Thursday, May 14, 2009
Where is Tori?
I’ve completed the manuscript for my new book. It is entitled: Sun Struck: 16 Infamous Murders in the Sunshine State. It will be published in November of this year. Now that I have a break from writing Sun Struck I hope I can go back to posting some original stories on my blog. Many thanks to the readers who stuck with me over these last few hectic months.
On Wednesday afternoon, April 8, 2009, Tori Stafford walked out of existence. Despite a videotape that shows the 8-year-old leaving the campus of Oliver Stephens Middle School in Ontario, Canada with an unknown woman, police have not learned what happened to Tori.
At first, the Oxford Community Police Department seemed reluctant to even believe the schoolgirl had been abducted. It was three days before they issued an Amber-style alert. A week into the investigation, police were still labeling the disappearance a “missing persons” case. “Even the police and Victoria’s parents have said it’s strange because Victoria is not leaving against her will,” explained the Canadian Missing and Exploited Children’s website.
(I don’t think it’s strange at all. I’d suggest the police conduct an experiment. Take an inoffensive-looking woman to a school as it’s letting out--then have her approach children and tell them the child’s mother is ill and the child is needed right away. I venture to say that many, if not most, of the pre-teen children would willingly leave with the stranger.)

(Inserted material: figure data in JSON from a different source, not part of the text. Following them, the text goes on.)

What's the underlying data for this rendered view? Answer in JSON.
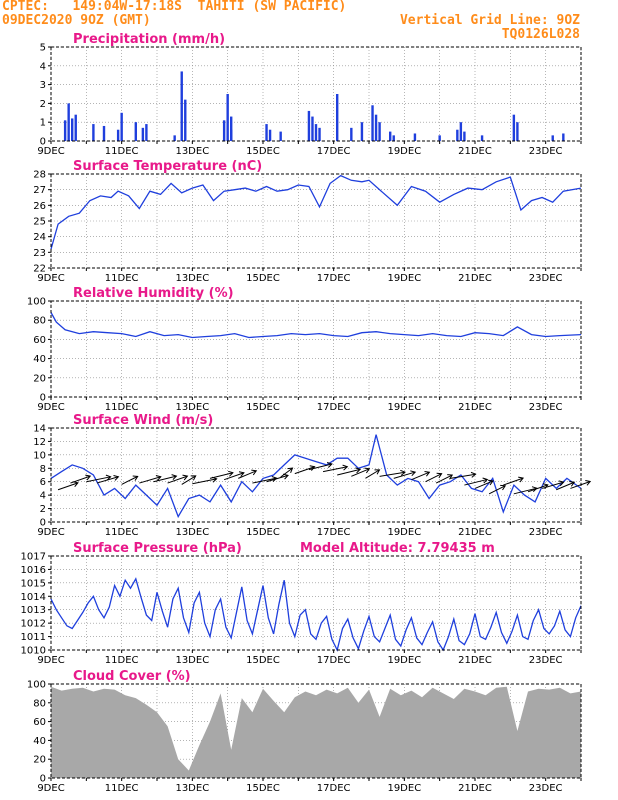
{
  "header": {
    "line1_left": "CPTEC:   149:04W-17:18S  TAHITI (SW PACIFIC)",
    "line2_left": "09DEC2020 9OZ (GMT)",
    "line2_right": "Vertical Grid Line: 9OZ",
    "line3_right": "TQ0126L028"
  },
  "colors": {
    "line": "#1f3fdd",
    "bar": "#1f3fdd",
    "cloud": "#a8a8a8",
    "title": "#e8198a",
    "header": "#ff8c1a"
  },
  "chart_data": [
    {
      "id": "precip",
      "type": "bar",
      "title": "Precipitation (mm/h)",
      "x_ticks": [
        "9DEC",
        "11DEC",
        "13DEC",
        "15DEC",
        "17DEC",
        "19DEC",
        "21DEC",
        "23DEC"
      ],
      "ylim": [
        0,
        5
      ],
      "y_ticks": [
        "0",
        "1",
        "2",
        "3",
        "4",
        "5"
      ],
      "values": [
        [
          0.4,
          1.1
        ],
        [
          0.5,
          2.0
        ],
        [
          0.6,
          1.2
        ],
        [
          0.7,
          1.4
        ],
        [
          1.2,
          0.9
        ],
        [
          1.5,
          0.8
        ],
        [
          1.9,
          0.6
        ],
        [
          2.0,
          1.5
        ],
        [
          2.4,
          1.0
        ],
        [
          2.6,
          0.7
        ],
        [
          2.7,
          0.9
        ],
        [
          3.5,
          0.3
        ],
        [
          3.7,
          3.7
        ],
        [
          3.8,
          2.2
        ],
        [
          4.9,
          1.1
        ],
        [
          5.0,
          2.5
        ],
        [
          5.1,
          1.3
        ],
        [
          5.1,
          0.6
        ],
        [
          6.1,
          0.9
        ],
        [
          6.2,
          0.6
        ],
        [
          6.5,
          0.5
        ],
        [
          7.3,
          1.6
        ],
        [
          7.4,
          1.3
        ],
        [
          7.5,
          0.9
        ],
        [
          7.6,
          0.7
        ],
        [
          8.1,
          2.5
        ],
        [
          8.5,
          0.7
        ],
        [
          8.8,
          1.0
        ],
        [
          9.1,
          1.9
        ],
        [
          9.2,
          1.4
        ],
        [
          9.3,
          1.0
        ],
        [
          9.6,
          0.5
        ],
        [
          9.7,
          0.3
        ],
        [
          10.3,
          0.4
        ],
        [
          11.0,
          0.3
        ],
        [
          11.5,
          0.6
        ],
        [
          11.6,
          1.0
        ],
        [
          11.7,
          0.5
        ],
        [
          12.2,
          0.3
        ],
        [
          13.1,
          1.4
        ],
        [
          13.2,
          1.0
        ],
        [
          14.2,
          0.3
        ],
        [
          14.5,
          0.4
        ]
      ]
    },
    {
      "id": "temp",
      "type": "line",
      "title": "Surface Temperature (nC)",
      "x_ticks": [
        "9DEC",
        "11DEC",
        "13DEC",
        "15DEC",
        "17DEC",
        "19DEC",
        "21DEC",
        "23DEC"
      ],
      "ylim": [
        22,
        28
      ],
      "y_ticks": [
        "22",
        "23",
        "24",
        "25",
        "26",
        "27",
        "28"
      ],
      "x": [
        0,
        0.2,
        0.5,
        0.8,
        1.1,
        1.4,
        1.7,
        1.9,
        2.2,
        2.5,
        2.8,
        3.1,
        3.4,
        3.7,
        4.0,
        4.3,
        4.6,
        4.9,
        5.2,
        5.5,
        5.8,
        6.1,
        6.4,
        6.7,
        7.0,
        7.3,
        7.6,
        7.9,
        8.2,
        8.5,
        8.8,
        9.0,
        9.4,
        9.8,
        10.2,
        10.6,
        11.0,
        11.4,
        11.8,
        12.2,
        12.6,
        13.0,
        13.3,
        13.6,
        13.9,
        14.2,
        14.5,
        15.0
      ],
      "values": [
        23.2,
        24.8,
        25.3,
        25.5,
        26.3,
        26.6,
        26.5,
        26.9,
        26.6,
        25.8,
        26.9,
        26.7,
        27.4,
        26.8,
        27.1,
        27.3,
        26.3,
        26.9,
        27.0,
        27.1,
        26.9,
        27.2,
        26.9,
        27.0,
        27.3,
        27.2,
        25.9,
        27.4,
        27.9,
        27.6,
        27.5,
        27.6,
        26.8,
        26.0,
        27.2,
        26.9,
        26.2,
        26.7,
        27.1,
        27.0,
        27.5,
        27.8,
        25.7,
        26.3,
        26.5,
        26.2,
        26.9,
        27.1
      ]
    },
    {
      "id": "rh",
      "type": "line",
      "title": "Relative Humidity (%)",
      "x_ticks": [
        "9DEC",
        "11DEC",
        "13DEC",
        "15DEC",
        "17DEC",
        "19DEC",
        "21DEC",
        "23DEC"
      ],
      "ylim": [
        0,
        100
      ],
      "y_ticks": [
        "0",
        "20",
        "40",
        "60",
        "80",
        "100"
      ],
      "x": [
        0,
        0.15,
        0.4,
        0.8,
        1.2,
        1.6,
        2.0,
        2.4,
        2.8,
        3.2,
        3.6,
        4.0,
        4.4,
        4.8,
        5.2,
        5.6,
        6.0,
        6.4,
        6.8,
        7.2,
        7.6,
        8.0,
        8.4,
        8.8,
        9.2,
        9.6,
        10.0,
        10.4,
        10.8,
        11.2,
        11.6,
        12.0,
        12.4,
        12.8,
        13.2,
        13.6,
        14.0,
        14.4,
        15.0
      ],
      "values": [
        88,
        78,
        70,
        66,
        68,
        67,
        66,
        63,
        68,
        64,
        65,
        62,
        63,
        64,
        66,
        62,
        63,
        64,
        66,
        65,
        66,
        64,
        63,
        67,
        68,
        66,
        65,
        64,
        66,
        64,
        63,
        67,
        66,
        64,
        73,
        65,
        63,
        64,
        65
      ]
    },
    {
      "id": "wind",
      "type": "line",
      "title": "Surface Wind (m/s)",
      "x_ticks": [
        "9DEC",
        "11DEC",
        "13DEC",
        "15DEC",
        "17DEC",
        "19DEC",
        "21DEC",
        "23DEC"
      ],
      "ylim": [
        0,
        14
      ],
      "y_ticks": [
        "0",
        "2",
        "4",
        "6",
        "8",
        "10",
        "12",
        "14"
      ],
      "x": [
        0,
        0.3,
        0.6,
        0.9,
        1.2,
        1.5,
        1.8,
        2.1,
        2.4,
        2.7,
        3.0,
        3.3,
        3.6,
        3.9,
        4.2,
        4.5,
        4.8,
        5.1,
        5.4,
        5.7,
        6.0,
        6.3,
        6.6,
        6.9,
        7.2,
        7.5,
        7.8,
        8.1,
        8.4,
        8.7,
        9.0,
        9.2,
        9.5,
        9.8,
        10.1,
        10.4,
        10.7,
        11.0,
        11.3,
        11.6,
        11.9,
        12.2,
        12.5,
        12.8,
        13.1,
        13.4,
        13.7,
        14.0,
        14.3,
        14.6,
        15.0
      ],
      "values": [
        6.5,
        7.5,
        8.5,
        8.0,
        7.0,
        4.0,
        5.0,
        3.5,
        5.5,
        4.0,
        2.5,
        5.0,
        0.8,
        3.5,
        4.0,
        3.0,
        5.5,
        3.0,
        6.0,
        4.5,
        6.5,
        7.0,
        8.5,
        10.0,
        9.5,
        9.0,
        8.5,
        9.5,
        9.5,
        8.0,
        8.5,
        13.0,
        7.0,
        5.5,
        6.5,
        6.0,
        3.5,
        5.5,
        6.0,
        7.0,
        5.0,
        4.5,
        6.5,
        1.5,
        5.5,
        4.0,
        3.0,
        6.5,
        5.0,
        6.5,
        5.0
      ],
      "arrows": [
        [
          0.2,
          4.8,
          225
        ],
        [
          0.55,
          5.8,
          225
        ],
        [
          1.0,
          6.0,
          210
        ],
        [
          1.3,
          5.8,
          220
        ],
        [
          2.0,
          5.6,
          235
        ],
        [
          2.5,
          5.8,
          220
        ],
        [
          2.9,
          6.0,
          215
        ],
        [
          3.3,
          5.8,
          225
        ],
        [
          3.7,
          5.6,
          240
        ],
        [
          4.0,
          5.7,
          210
        ],
        [
          4.5,
          6.5,
          215
        ],
        [
          4.9,
          6.3,
          225
        ],
        [
          5.3,
          6.5,
          230
        ],
        [
          5.7,
          5.8,
          210
        ],
        [
          6.1,
          6.0,
          220
        ],
        [
          6.5,
          6.7,
          245
        ],
        [
          6.9,
          7.2,
          225
        ],
        [
          7.3,
          7.8,
          215
        ],
        [
          7.7,
          7.5,
          210
        ],
        [
          8.1,
          7.0,
          215
        ],
        [
          8.5,
          6.8,
          230
        ],
        [
          8.9,
          6.5,
          240
        ],
        [
          9.3,
          6.8,
          205
        ],
        [
          9.7,
          6.5,
          220
        ],
        [
          10.2,
          6.3,
          230
        ],
        [
          10.6,
          6.0,
          235
        ],
        [
          10.9,
          5.8,
          235
        ],
        [
          11.3,
          6.5,
          205
        ],
        [
          11.7,
          5.5,
          215
        ],
        [
          12.0,
          5.0,
          230
        ],
        [
          12.4,
          4.2,
          235
        ],
        [
          12.8,
          5.5,
          225
        ],
        [
          13.1,
          4.2,
          215
        ],
        [
          13.5,
          4.5,
          225
        ],
        [
          13.9,
          5.0,
          220
        ],
        [
          14.3,
          4.8,
          230
        ],
        [
          14.7,
          5.0,
          225
        ]
      ]
    },
    {
      "id": "pressure",
      "type": "line",
      "title": "Surface Pressure (hPa)",
      "subtitle": "Model Altitude: 7.79435 m",
      "x_ticks": [
        "9DEC",
        "11DEC",
        "13DEC",
        "15DEC",
        "17DEC",
        "19DEC",
        "21DEC",
        "23DEC"
      ],
      "ylim": [
        1010,
        1017
      ],
      "y_ticks": [
        "1010",
        "1011",
        "1012",
        "1013",
        "1014",
        "1015",
        "1016",
        "1017"
      ],
      "x": [
        0,
        0.15,
        0.3,
        0.45,
        0.6,
        0.75,
        0.9,
        1.05,
        1.2,
        1.35,
        1.5,
        1.65,
        1.8,
        1.95,
        2.1,
        2.25,
        2.4,
        2.55,
        2.7,
        2.85,
        3.0,
        3.15,
        3.3,
        3.45,
        3.6,
        3.75,
        3.9,
        4.05,
        4.2,
        4.35,
        4.5,
        4.65,
        4.8,
        4.95,
        5.1,
        5.25,
        5.4,
        5.55,
        5.7,
        5.85,
        6.0,
        6.15,
        6.3,
        6.45,
        6.6,
        6.75,
        6.9,
        7.05,
        7.2,
        7.35,
        7.5,
        7.65,
        7.8,
        7.95,
        8.1,
        8.25,
        8.4,
        8.55,
        8.7,
        8.85,
        9.0,
        9.15,
        9.3,
        9.45,
        9.6,
        9.75,
        9.9,
        10.05,
        10.2,
        10.35,
        10.5,
        10.65,
        10.8,
        10.95,
        11.1,
        11.25,
        11.4,
        11.55,
        11.7,
        11.85,
        12.0,
        12.15,
        12.3,
        12.45,
        12.6,
        12.75,
        12.9,
        13.05,
        13.2,
        13.35,
        13.5,
        13.65,
        13.8,
        13.95,
        14.1,
        14.25,
        14.4,
        14.55,
        14.7,
        14.85,
        15.0
      ],
      "values": [
        1013.8,
        1013.0,
        1012.4,
        1011.8,
        1011.6,
        1012.2,
        1012.8,
        1013.5,
        1014.0,
        1013.0,
        1012.4,
        1013.2,
        1014.8,
        1014.0,
        1015.2,
        1014.6,
        1015.3,
        1013.9,
        1012.6,
        1012.2,
        1014.3,
        1012.9,
        1011.7,
        1013.8,
        1014.6,
        1012.4,
        1011.3,
        1013.5,
        1014.3,
        1012.0,
        1011.0,
        1013.0,
        1013.8,
        1011.7,
        1010.9,
        1012.8,
        1014.7,
        1012.2,
        1011.2,
        1013.0,
        1014.8,
        1012.4,
        1011.2,
        1013.4,
        1015.2,
        1012.0,
        1011.0,
        1012.6,
        1013.0,
        1011.2,
        1010.8,
        1012.0,
        1012.5,
        1010.8,
        1010.0,
        1011.6,
        1012.3,
        1010.9,
        1010.1,
        1011.4,
        1012.5,
        1011.0,
        1010.6,
        1011.6,
        1012.6,
        1010.8,
        1010.3,
        1011.5,
        1012.4,
        1010.9,
        1010.4,
        1011.3,
        1012.1,
        1010.6,
        1010.0,
        1011.0,
        1012.3,
        1010.7,
        1010.4,
        1011.2,
        1012.7,
        1011.0,
        1010.8,
        1011.7,
        1012.8,
        1011.3,
        1010.5,
        1011.4,
        1012.6,
        1011.0,
        1010.8,
        1012.2,
        1013.0,
        1011.6,
        1011.2,
        1011.8,
        1012.9,
        1011.5,
        1011.0,
        1012.4,
        1013.3
      ]
    },
    {
      "id": "cloud",
      "type": "area",
      "title": "Cloud Cover (%)",
      "x_ticks": [
        "9DEC",
        "11DEC",
        "13DEC",
        "15DEC",
        "17DEC",
        "19DEC",
        "21DEC",
        "23DEC"
      ],
      "ylim": [
        0,
        100
      ],
      "y_ticks": [
        "0",
        "20",
        "40",
        "60",
        "80",
        "100"
      ],
      "x": [
        0,
        0.3,
        0.6,
        0.9,
        1.2,
        1.5,
        1.8,
        2.1,
        2.4,
        2.7,
        3.0,
        3.3,
        3.6,
        3.9,
        4.2,
        4.5,
        4.8,
        5.1,
        5.4,
        5.7,
        6.0,
        6.3,
        6.6,
        6.9,
        7.2,
        7.5,
        7.8,
        8.1,
        8.4,
        8.7,
        9.0,
        9.3,
        9.6,
        9.9,
        10.2,
        10.5,
        10.8,
        11.1,
        11.4,
        11.7,
        12.0,
        12.3,
        12.6,
        12.9,
        13.2,
        13.5,
        13.8,
        14.1,
        14.4,
        14.7,
        15.0
      ],
      "values": [
        97,
        93,
        95,
        96,
        92,
        95,
        94,
        88,
        85,
        78,
        70,
        55,
        20,
        8,
        35,
        60,
        90,
        30,
        85,
        70,
        95,
        82,
        70,
        86,
        92,
        88,
        94,
        90,
        96,
        80,
        94,
        65,
        95,
        88,
        93,
        86,
        96,
        90,
        84,
        95,
        92,
        88,
        96,
        97,
        50,
        92,
        95,
        94,
        96,
        90,
        92
      ]
    }
  ]
}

After a week of what Tori’s parents termed an ineffective investigation, the Ontario Provincial Police took over the case.
It’s been more than a month now and still no word of the girl. Rumors about biker gangs and family drug problems have been swirling about the parents. Rodney Stafford and Tara McDonald were divorced many years ago. McDonald lives with her boyfriend, James Gorris. No wrong-doing has been substantiated, although investigators still say that “everyone” is still a suspect.
Why was Tori kidnapped?
Did some lonely or disturbed woman take the child? In most such cases, the abductor snatches an infant, not a pre-teen. That scenario doesn’t fit this case.

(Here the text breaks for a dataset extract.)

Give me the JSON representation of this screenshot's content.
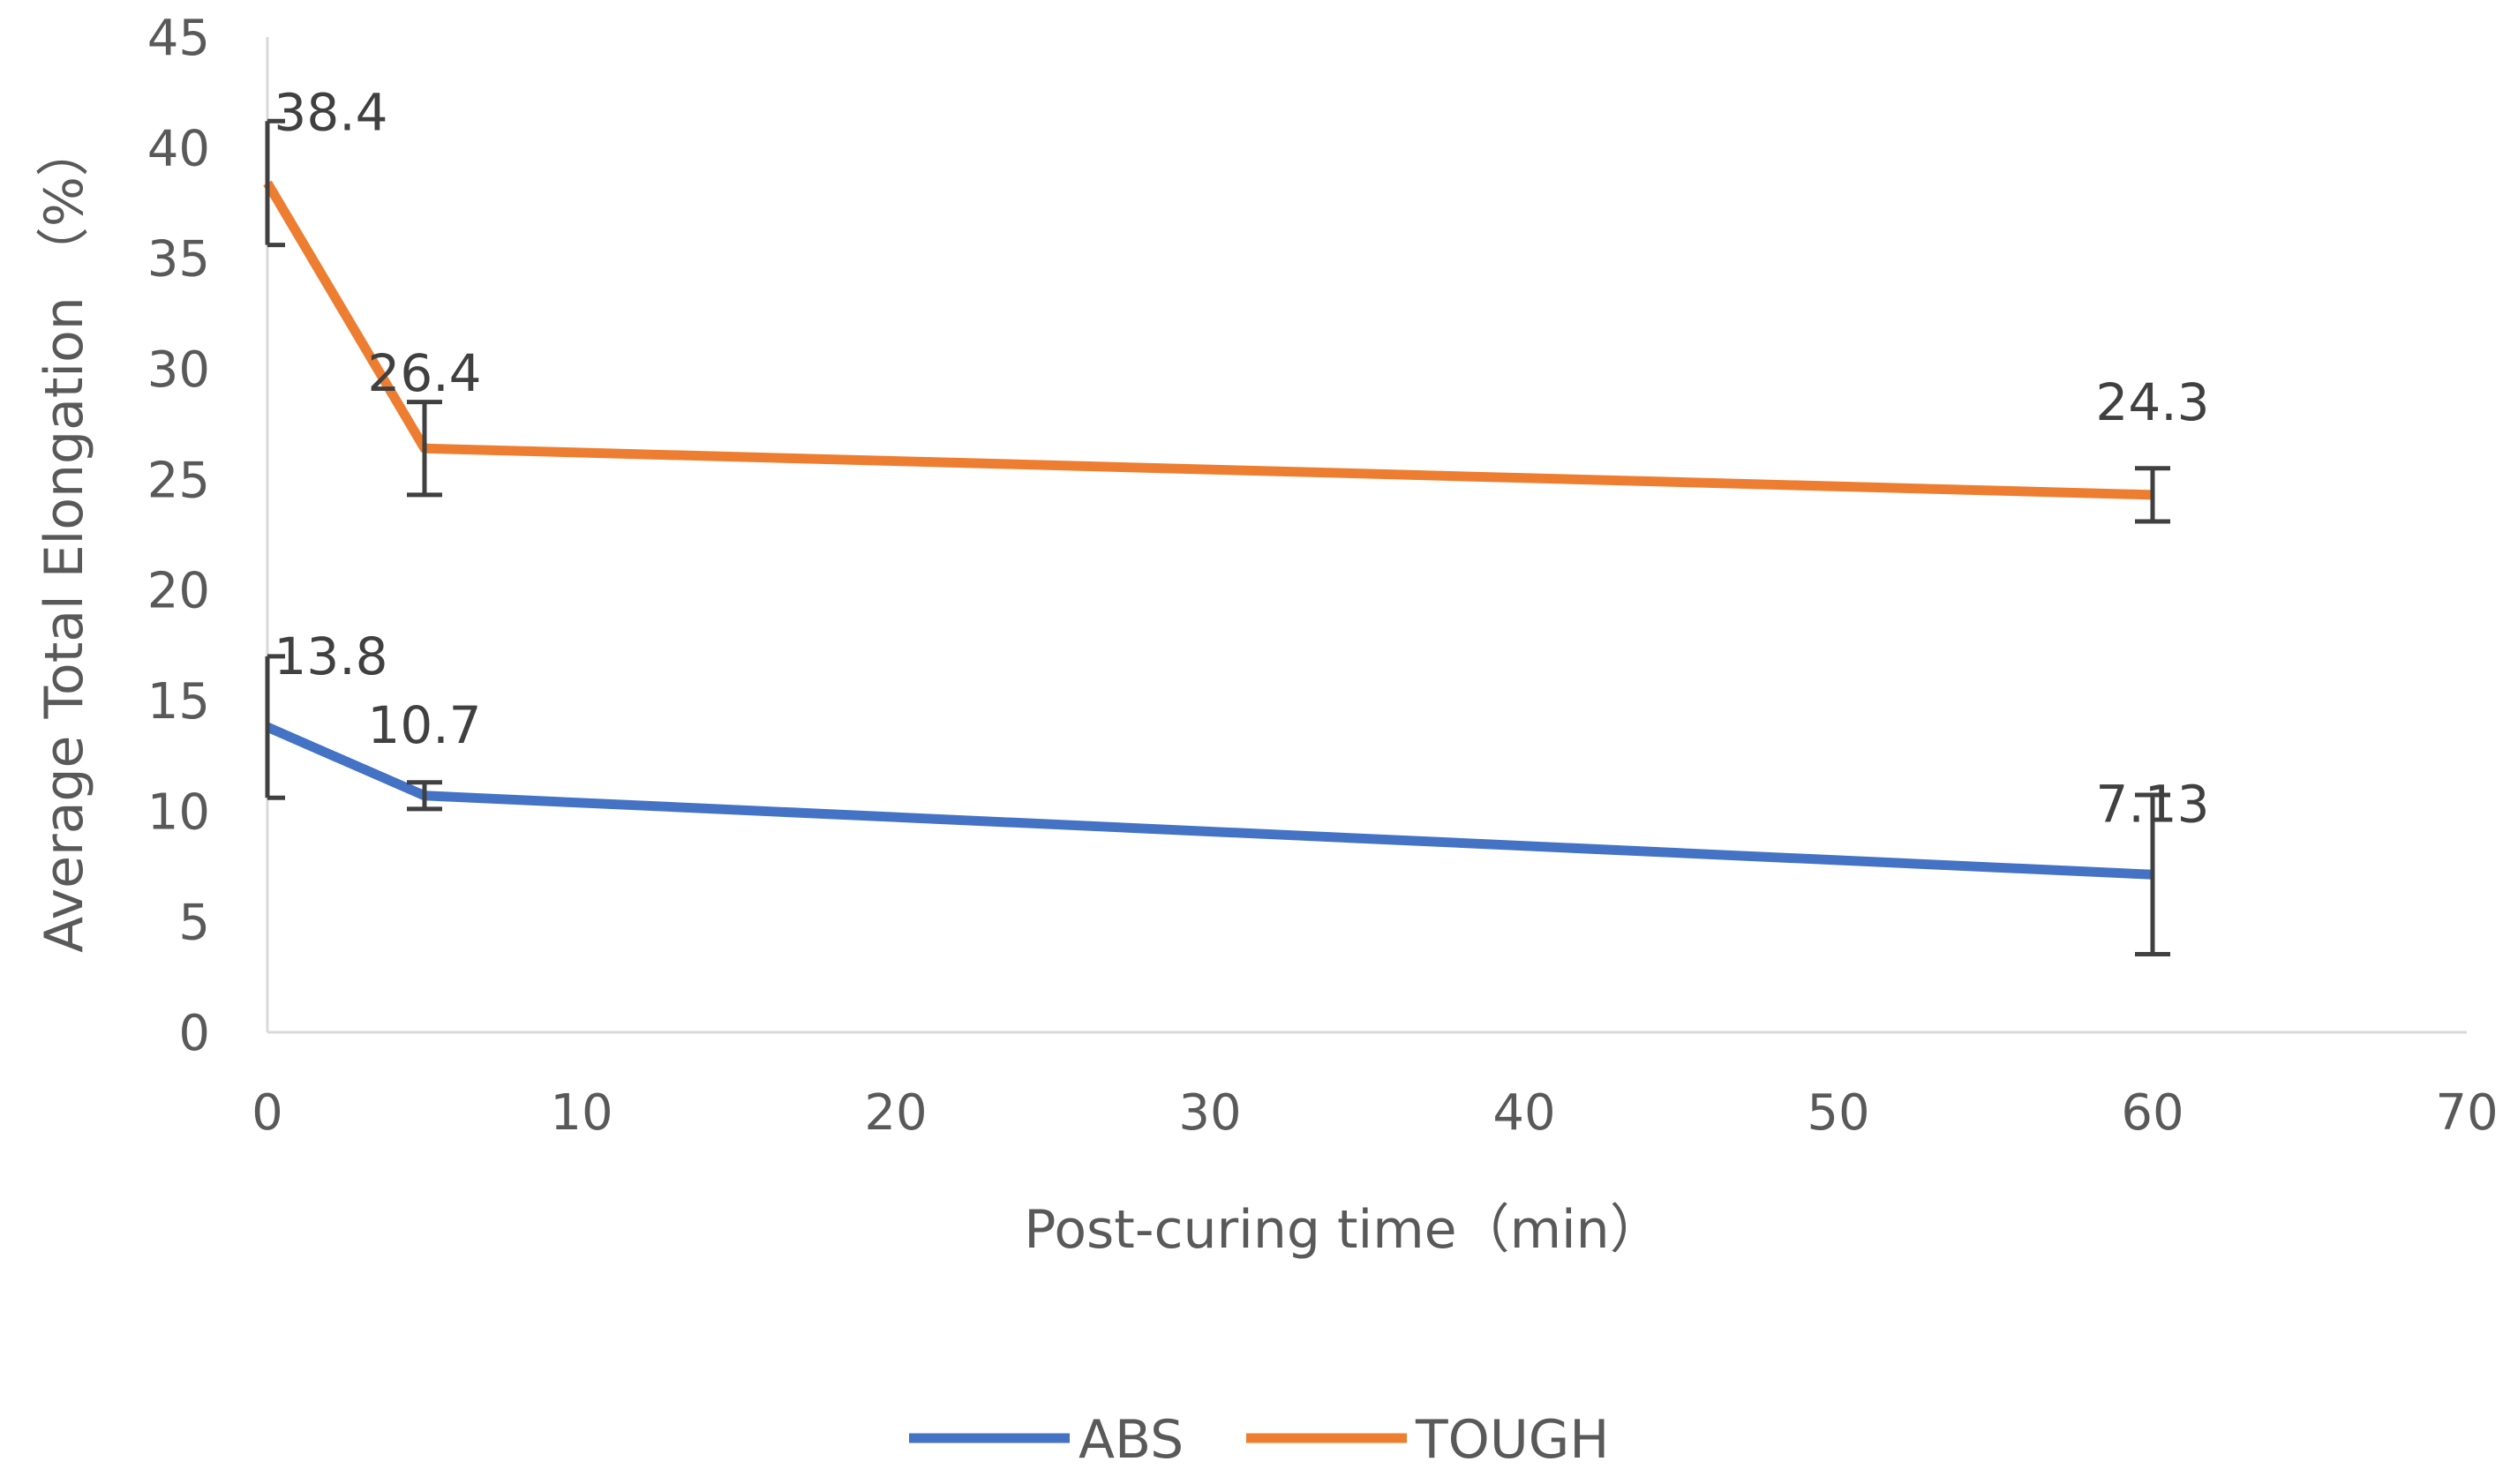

Why of all the children in the universe did she pick out Tori? Is there something to the rumors? Did some unpaid drug dealer steal the child for revenge or ransom? So far nothing has been released that indicates this to be true.
Did a sexual predator steal the child? Several recent cases have shown that women sometimes sexually molest young girls. But why Tori? She wasn’t randomly abducted off the street or while playing in front of her home. In some way, she seems to have been chosen.
A fog shrouds this case.
And yet there may be hope.
One Canadian case that comes to mind is the Abby Drover abduction. In 1976, the twelve-year-old was held captive in an underground room for six months before escaping. In America, many kidnapping victims have been rescued. Katie Beers, Elizabeth Smart, and Shawn Hornbeck are just a few that come to mind.